Fernando del Cerro: A Spanish culinary master, nicknamed the "eco-chef," presents his dishes using “the thousand flavors of the Madrid Orchard”. Del Cerro was born south of Madrid in the beautiful Aranjuez region. He was trained as a baker, and since 1991 he has been in charge of the kitchen of Spain’s renowned one-star Casa José, rated one of Spain’s best regional dining experiences. 


Luigi Biasetto: An acclaimed Italian master confectioner who opened the popular Biasetto Pasticceria (pastry shop) in Padua, Italy, in 1998 branched out to Brussels in 2008. Biasetto led the Italian team that won 1st place in the Pastry World Cup held in Lyons, France, in 1997. He is a member of the board of the Italian Pastry Academy and has comprehensive knowledge on the scientific fundamentals of pastry-making. 


Bruno Goussault:  A French food scientist who pioneered low-temperature cooking using sous-vide (under vacuum) techniques. He has trained many of Michelin's three-star chefs in Europe and around the world, like Heston Blumenthal (UK), Thomas Keller (USA) and Joël Robuchon (France). He has spent most of his professional career working in France and the United States. 

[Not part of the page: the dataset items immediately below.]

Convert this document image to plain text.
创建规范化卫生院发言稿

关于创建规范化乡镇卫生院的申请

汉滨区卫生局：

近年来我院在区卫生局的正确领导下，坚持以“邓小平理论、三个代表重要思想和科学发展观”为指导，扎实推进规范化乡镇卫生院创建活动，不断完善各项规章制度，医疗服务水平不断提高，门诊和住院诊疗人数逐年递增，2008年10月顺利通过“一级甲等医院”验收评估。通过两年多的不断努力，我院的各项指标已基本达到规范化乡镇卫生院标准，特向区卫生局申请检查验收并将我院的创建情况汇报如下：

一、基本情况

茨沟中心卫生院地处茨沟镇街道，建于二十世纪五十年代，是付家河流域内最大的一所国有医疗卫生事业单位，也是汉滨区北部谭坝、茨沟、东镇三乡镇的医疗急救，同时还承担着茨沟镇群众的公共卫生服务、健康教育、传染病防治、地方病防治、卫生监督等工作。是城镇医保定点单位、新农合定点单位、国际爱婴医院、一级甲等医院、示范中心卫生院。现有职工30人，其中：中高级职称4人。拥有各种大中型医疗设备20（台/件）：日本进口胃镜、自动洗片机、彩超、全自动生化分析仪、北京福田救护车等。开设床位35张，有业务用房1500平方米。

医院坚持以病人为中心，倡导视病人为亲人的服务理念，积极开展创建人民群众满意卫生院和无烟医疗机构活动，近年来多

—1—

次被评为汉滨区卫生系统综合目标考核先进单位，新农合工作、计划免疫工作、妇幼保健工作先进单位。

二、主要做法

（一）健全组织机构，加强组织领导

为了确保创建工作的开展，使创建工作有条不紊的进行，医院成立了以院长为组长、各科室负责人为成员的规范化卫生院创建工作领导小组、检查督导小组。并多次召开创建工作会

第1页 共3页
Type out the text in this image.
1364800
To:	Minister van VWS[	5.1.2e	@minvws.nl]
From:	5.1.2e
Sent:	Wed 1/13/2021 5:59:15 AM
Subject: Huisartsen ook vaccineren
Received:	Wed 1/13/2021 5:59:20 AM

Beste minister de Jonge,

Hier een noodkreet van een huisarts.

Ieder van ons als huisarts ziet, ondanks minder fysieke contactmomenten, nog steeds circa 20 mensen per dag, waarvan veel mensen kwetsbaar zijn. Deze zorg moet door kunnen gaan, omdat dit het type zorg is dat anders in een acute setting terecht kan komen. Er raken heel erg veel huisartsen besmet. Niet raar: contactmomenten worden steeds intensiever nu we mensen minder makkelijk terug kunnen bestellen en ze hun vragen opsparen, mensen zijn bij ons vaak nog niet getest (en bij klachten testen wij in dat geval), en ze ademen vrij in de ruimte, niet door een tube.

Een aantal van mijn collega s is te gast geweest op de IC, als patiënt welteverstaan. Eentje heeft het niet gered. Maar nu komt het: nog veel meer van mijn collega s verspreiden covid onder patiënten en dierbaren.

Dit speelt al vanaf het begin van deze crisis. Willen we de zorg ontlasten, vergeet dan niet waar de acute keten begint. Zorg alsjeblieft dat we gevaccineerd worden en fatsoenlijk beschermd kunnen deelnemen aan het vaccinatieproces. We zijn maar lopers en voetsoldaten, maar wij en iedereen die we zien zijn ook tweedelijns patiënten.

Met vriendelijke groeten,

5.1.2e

The high point of Seoul Gourmet 2010 is expected to be the Star Chefs Dinner series, where the invited chefs will create a gala dinner influenced and inspired by Korean cuisine. These special events are limited to 100 guests for the individual functions and 400 guests for the grand finale, featuring the talents of many renowned culinary artists. (Note: the Star Chef dinners with Jordi Roca are already sold out) 


An addition to this year’s event is an exhibition that will highlight Korean ingredients, tableware and other cooking products. Specialized regional goods, kitchen tools, tableware and products by food professionals and artisans will be on display and available for purchase. 


Seoul is gaining international recognition as a leader and incubator of ideas in many fields. Seoul Gourmet 2010 continues this trend.


The Seoul Tourism Organization is a public/private venture launched by the city and private enterprise in February 2008 with a core mission to promote Seoul as a convention and tourism destination.